「……寝ぼけてるのかな」



スヤスヤと気持ちよさそうに眠る涼雅くんは、本当に私をぎゅっと抱きしめてきて。

実はちょっと苦しいな、なんて思ったり思わなかったり。



けれど睡眠の邪魔はできないなと思い、大人しくしたその時。


「あ…」



今日は平日だということを思い出した私。

まだ冷静な気持ちのまま、なんとなく時計を確認しようと思い、枕のそばに置いていたスマホにそっと手を伸ばす。

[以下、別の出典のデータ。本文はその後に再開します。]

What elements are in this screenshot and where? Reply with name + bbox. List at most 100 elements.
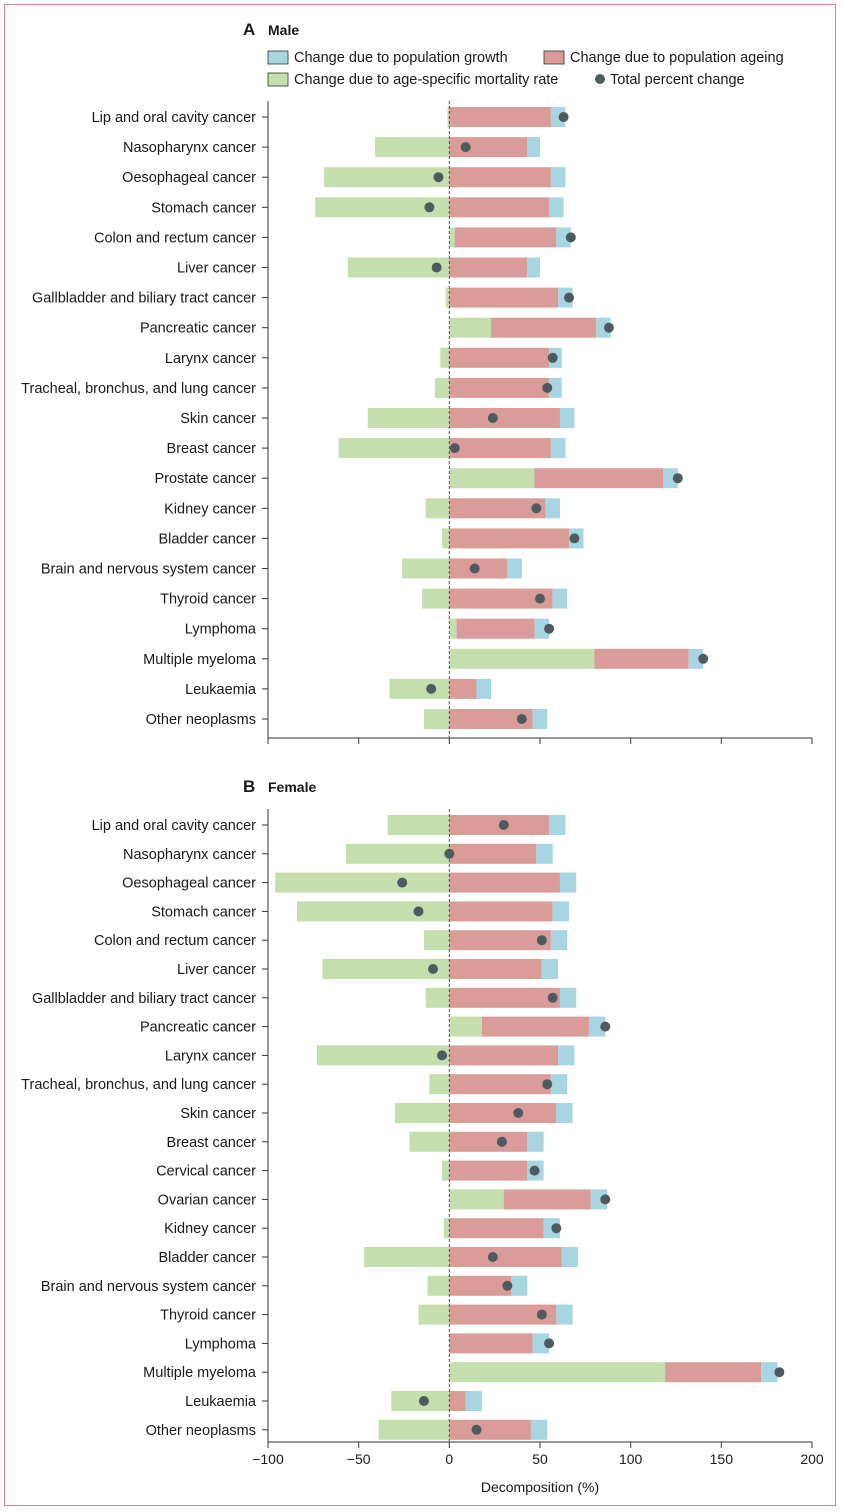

なんとかギリギリスマホを手に取ることができ、時間を確認した瞬間───



「……っ、えぇ!?」

今度は冷静さを欠いた状態で大きな声を出し、勢いよく涼雅くんから離れる。



「……うっせぇ」


さすがの涼雅くんもこれには目が覚めたらしく、眉をひそめながら私を見つめてきた。



「そ、そんなこと言ってる場合じゃないよ…!
もう朝の11時だよ!?が、が、がっこ…」


これは一大事だった。
学校があるというのに、私は呑気に寝ていたなんて。


「あ、アラームは…!?」

「……ああ、鳴ってたけどお前起きねぇからわざわざ消してやったんだよ」

「どうして起こしてくれないの!」
「気持ちよさそうに寝てたから俺も二度寝した」


焦る私と対になるようにきて、涼雅くんは冷静で。
どうして冷静でいられるのかが不思議でたまらない。


「は、早く行かないと…!」

「まあ落ち着けよ。宮木に親のフリして休みだって連絡入れといてもらったから」

「え……?」



宮木さんが…?

確かに宮木さんの声音だと、先生は親だと勘違いするかもしれない。


けれどそういう意味じゃないのだ。


「が、学校をズル休みはダメだよ…!」


熱や用事なんてないのに、休むことがいけないのだから。